No rastro do café de qualidade, o grupo passou por lugares peculiares e, tentaram, na medida do possível, incluir as peculiaridades de cada região ao projeto. “O que eu via antes dessa viagem era a produção de café e hoje eu vejo a produção de um alimento que está atrelado a questões históricas e culturais. Cada localidade possui uma peculiaridade no modo como as famílias enxergam sua terra e a preparam para tirar seu sustento”.
Esse trabalho tem recebido o apoio de grande número de recursos humanos, principalmente, dos produtores de cafés, bolsistas e outros pesquisadores e conta com grandes parcerias interinstitucionais, principalmente do Sicoob viabilizando sua execução.
Entenda
O projeto Metaboloma do Café consiste na caracterização do microbioma dos terroirs dos cafés brasileiros. Estamos caracterizando todas as regiões produtoras com coletas de solo, raízes, frutos e aplicando processos de fermentação aos cafés que são estudados.

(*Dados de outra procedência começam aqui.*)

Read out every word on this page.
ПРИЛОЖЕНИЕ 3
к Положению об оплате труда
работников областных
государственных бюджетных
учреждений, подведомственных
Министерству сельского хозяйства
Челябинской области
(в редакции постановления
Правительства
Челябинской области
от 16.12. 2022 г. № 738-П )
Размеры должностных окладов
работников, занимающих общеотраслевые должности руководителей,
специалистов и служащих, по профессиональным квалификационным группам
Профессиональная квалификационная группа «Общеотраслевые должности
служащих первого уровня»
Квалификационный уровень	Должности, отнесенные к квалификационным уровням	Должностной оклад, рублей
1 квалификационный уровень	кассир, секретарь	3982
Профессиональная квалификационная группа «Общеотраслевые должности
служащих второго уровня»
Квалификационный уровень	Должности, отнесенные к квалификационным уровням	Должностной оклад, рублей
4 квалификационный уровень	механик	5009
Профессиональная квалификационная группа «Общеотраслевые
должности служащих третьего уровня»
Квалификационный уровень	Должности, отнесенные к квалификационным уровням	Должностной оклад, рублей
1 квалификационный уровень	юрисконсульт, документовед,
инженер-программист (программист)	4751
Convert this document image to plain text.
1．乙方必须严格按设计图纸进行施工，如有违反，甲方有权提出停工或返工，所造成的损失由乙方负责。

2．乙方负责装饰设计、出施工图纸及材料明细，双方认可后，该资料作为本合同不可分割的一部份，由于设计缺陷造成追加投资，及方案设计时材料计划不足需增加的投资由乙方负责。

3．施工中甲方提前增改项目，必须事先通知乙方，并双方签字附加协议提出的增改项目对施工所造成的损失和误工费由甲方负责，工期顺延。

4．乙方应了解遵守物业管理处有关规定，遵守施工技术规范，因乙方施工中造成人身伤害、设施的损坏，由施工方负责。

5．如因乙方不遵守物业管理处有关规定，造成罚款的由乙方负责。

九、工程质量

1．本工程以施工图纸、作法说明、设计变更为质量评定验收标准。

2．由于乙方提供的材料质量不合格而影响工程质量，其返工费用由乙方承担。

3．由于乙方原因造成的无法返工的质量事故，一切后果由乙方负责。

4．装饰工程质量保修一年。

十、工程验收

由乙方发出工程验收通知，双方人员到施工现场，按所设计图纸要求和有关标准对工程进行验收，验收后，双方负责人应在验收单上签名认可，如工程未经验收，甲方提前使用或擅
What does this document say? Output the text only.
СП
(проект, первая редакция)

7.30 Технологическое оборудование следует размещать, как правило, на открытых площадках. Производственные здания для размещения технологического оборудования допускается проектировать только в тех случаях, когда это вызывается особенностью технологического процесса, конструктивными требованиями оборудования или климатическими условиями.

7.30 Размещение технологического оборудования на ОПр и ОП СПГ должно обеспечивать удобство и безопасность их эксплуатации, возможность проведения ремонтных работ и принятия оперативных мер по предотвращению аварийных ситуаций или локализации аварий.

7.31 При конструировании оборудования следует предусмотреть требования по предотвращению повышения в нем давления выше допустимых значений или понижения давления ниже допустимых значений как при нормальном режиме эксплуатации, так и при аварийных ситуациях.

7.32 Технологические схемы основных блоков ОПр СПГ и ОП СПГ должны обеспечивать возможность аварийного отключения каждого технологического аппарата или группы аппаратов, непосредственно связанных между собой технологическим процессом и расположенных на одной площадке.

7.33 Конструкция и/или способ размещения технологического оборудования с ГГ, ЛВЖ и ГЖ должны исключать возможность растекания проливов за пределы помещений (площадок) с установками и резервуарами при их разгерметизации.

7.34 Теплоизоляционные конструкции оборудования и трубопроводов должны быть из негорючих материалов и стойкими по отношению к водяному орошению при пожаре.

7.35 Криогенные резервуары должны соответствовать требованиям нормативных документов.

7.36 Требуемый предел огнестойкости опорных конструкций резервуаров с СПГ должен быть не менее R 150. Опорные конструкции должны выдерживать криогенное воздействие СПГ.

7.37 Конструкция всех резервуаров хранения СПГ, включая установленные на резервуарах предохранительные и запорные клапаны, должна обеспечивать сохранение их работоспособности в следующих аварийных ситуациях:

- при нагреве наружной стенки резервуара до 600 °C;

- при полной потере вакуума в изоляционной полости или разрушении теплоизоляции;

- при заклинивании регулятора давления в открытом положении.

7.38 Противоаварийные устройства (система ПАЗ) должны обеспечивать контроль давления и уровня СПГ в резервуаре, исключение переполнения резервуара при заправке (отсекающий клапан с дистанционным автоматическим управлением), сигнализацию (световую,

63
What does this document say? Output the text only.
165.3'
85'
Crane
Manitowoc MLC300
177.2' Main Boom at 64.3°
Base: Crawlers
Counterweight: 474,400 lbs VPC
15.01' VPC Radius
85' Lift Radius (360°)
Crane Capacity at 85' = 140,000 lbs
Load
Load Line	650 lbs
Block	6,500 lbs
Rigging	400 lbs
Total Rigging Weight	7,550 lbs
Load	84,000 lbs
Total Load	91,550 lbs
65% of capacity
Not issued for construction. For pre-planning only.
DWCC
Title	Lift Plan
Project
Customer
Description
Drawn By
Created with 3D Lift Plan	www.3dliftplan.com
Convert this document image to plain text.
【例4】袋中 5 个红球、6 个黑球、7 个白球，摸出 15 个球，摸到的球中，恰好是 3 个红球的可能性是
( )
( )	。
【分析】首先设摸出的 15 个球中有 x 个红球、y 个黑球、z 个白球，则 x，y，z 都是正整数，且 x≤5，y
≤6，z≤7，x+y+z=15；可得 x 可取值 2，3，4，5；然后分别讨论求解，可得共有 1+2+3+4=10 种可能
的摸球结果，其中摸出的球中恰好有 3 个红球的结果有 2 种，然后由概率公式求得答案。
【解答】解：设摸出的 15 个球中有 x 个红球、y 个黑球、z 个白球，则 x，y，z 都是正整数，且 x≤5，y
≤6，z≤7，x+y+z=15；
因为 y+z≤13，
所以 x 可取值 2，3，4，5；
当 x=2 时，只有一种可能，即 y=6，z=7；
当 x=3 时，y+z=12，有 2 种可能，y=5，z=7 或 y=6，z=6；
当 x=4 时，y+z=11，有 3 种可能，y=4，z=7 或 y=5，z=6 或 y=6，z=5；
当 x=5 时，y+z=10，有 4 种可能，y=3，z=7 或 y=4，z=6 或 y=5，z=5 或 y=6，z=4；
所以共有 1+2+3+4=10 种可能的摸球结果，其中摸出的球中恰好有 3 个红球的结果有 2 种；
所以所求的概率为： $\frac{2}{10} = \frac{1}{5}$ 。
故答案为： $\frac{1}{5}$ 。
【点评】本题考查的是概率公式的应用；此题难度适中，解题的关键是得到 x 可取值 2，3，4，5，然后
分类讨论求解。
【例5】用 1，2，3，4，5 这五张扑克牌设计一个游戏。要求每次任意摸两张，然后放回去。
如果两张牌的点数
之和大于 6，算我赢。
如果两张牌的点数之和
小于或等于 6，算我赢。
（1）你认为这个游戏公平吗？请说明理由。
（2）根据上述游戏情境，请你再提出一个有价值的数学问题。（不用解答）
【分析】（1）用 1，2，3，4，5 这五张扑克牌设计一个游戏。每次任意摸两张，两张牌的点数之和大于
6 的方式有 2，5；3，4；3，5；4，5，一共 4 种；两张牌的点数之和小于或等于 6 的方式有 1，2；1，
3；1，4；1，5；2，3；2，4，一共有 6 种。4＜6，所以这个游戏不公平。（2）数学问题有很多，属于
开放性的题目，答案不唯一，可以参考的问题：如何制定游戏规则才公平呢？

O objetivo central é conhecer a diversidade genética, sensorial e química do café brasileiro, tudo isso associado às condições edafoclimáticas, para então, propor estratégias de produção eficazes para manutenção e melhoria da qualidade do café brasileiro.
O projeto é financiado pelo Sicoob Sul-Serrano do Espírito Santo e é coordenado pelo professor Lucas Louzada do Ifes- Campus de Venda Nova do Imigrante em associação com a Universidade Federal do Espírito Santo- Ufes e Universidade Federal de Viçosa- UFV.